Confusion reigns in the US markets. Bonds had their worst year in over a decade, and stocks closed out the year in bear market territory after being positive most of the year, down approximately 6% for the full year and 11% in December alone. 2019 has started more positively, with a small bounce from last year. Investors really don’t know where to turn, with increased volatility and violent price swings.
Sometimes in periods of uncertainty, it’s best to maintain the status quo and do as little as possible. Sure, from a short term perspective selling at market peaks last year looks good with 20/20 hindsight, but the reality is no one times the market well consistently, and over time stocks forge to new heights. Add in tax consequences, and having a portfolio allocation well-suited for long term goals and maintaining discipline, with small adjustments and rebalancings along the way, makes the most sense.
We are undoubtedly late in this bull market that began in 2009. It may already be over. But there remains a litany of good news out there.
- The economy is growing at a healthy clip.
- Corporate earnings are at an all-time high.
- Unemployment and inflation remain at or near multi-decade lows.
- Government is very business friendly.
- Corporate tax rates are at multi-decade lows.
- P/E multiples are back down close to historical norms, thanks to Trump tax cuts.
And yet. The markets face headwinds.
Interest rates and inflation seem to have little room to go down, and lots of room to go up.
Investors forget that the S&P 500 operating earnings were at $88 in 2007, and plummeted to $44 in 2008. When margins and earning are at all-time highs, a recession can take a big bite out of earnings, making P/E multiples vis a vis current earnings look much less attractive or even unattractive. And modern-day investors focus on operating earnings, not GAAP earnings. If GAAP earnings or a normalized stream of earnings such as the Shiller Model were used instead, P/E multiples would look much higher.
The trade war with China is hurting not just the US and China, but every country in the world. I must admit mixed emotions at the trade war. The near term effect is negative, but it’s refreshing to see the US finally call Communist China on the carpet for their cheating, lies, still partially closed markets, laws and regulations that are frequently changed on a whim, and intellectual property theft. China neither participates in free or fair trade, and it has to be brought to account and change. And the only thing China’s politburo understands is force and power – without playing hardball, nothing will change.
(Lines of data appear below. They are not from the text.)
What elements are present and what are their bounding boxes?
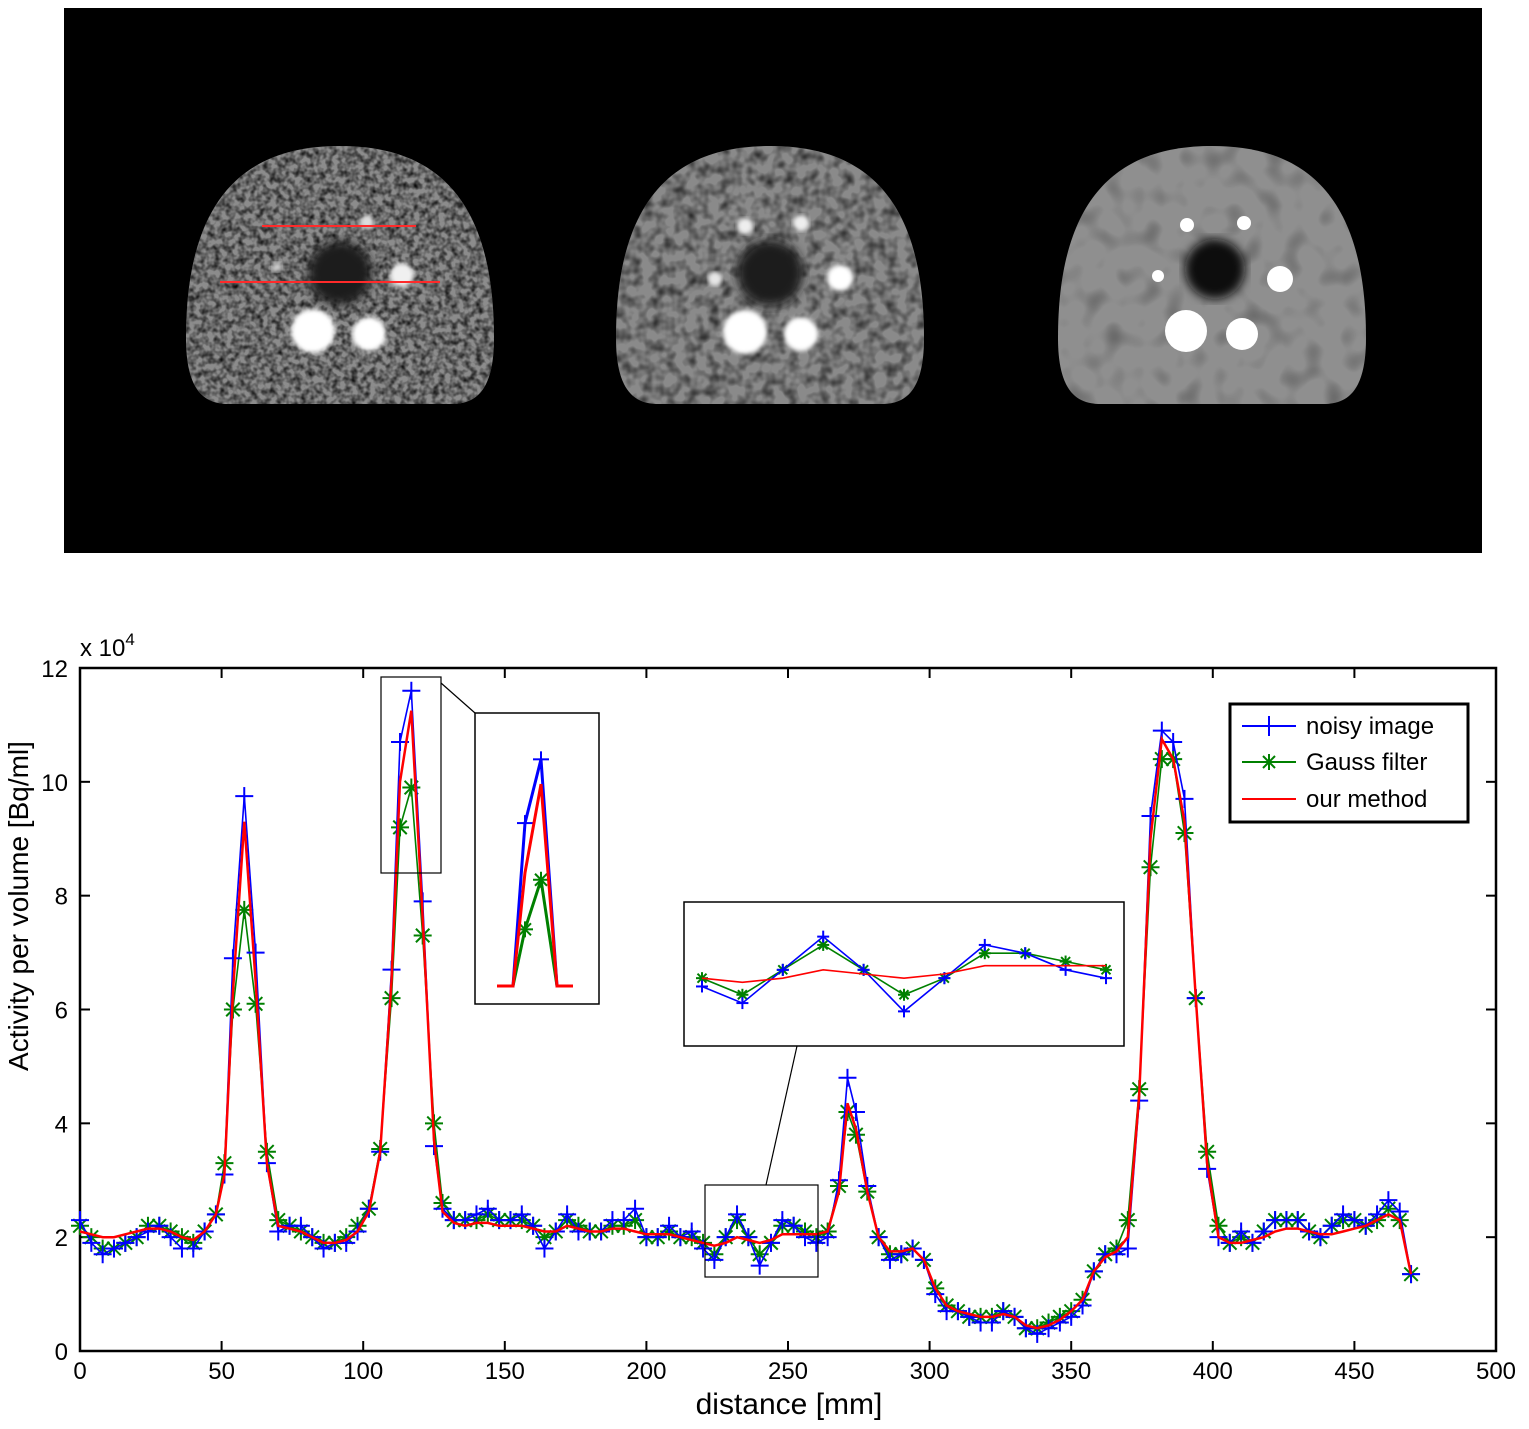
star-marker-d2 <box>1211 1218 1226 1234</box>
y-tick-label: 6 <box>55 998 68 1025</box>
y-tick-label: 0 <box>55 1339 68 1366</box>
star-marker-d2 <box>392 819 408 835</box>
inset-layer <box>380 676 1125 1278</box>
x-tick-label: 450 <box>1334 1358 1374 1385</box>
y-tick-label: 12 <box>41 656 68 683</box>
series-line <box>79 710 1413 1330</box>
phantom-noisy <box>186 146 494 404</box>
y-tick-label: 2 <box>55 1225 68 1252</box>
star-marker-d2 <box>248 996 264 1012</box>
inset-box <box>474 712 600 1005</box>
legend-label-noisy: noisy image <box>1306 713 1434 740</box>
legend-label-our-method: our method <box>1306 786 1427 813</box>
inset-series-noisy-image <box>696 930 1112 1018</box>
inset-series-line <box>701 964 1106 984</box>
star-marker-d2 <box>534 873 548 887</box>
inset-series-line <box>497 783 573 988</box>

The government shutdown undermines confidence and is a friction cost working against economic growth.
A long term, prudent, unemotional investor is what we all aspire to be, if we’re thinking clearly. The prudent investor currently should be sitting on his/her hands and watching developments closely. If stocks resume their 2018 descent in a meaningful way, investors should gingerly add to stocks. And if stocks explore their 2018 heights, it would probably be advisable to trim positions, while maintaining a generally consistent investment allocation and posture.
Hopefully, we’ll see a positive 2019 in stocks and bonds. But the intelligent investor should be balanced and positioned well regardless of which way the world turns, to where losses are mitigated if the market heads south for the winter again, and meaningful gains are claimed if the market moves back up.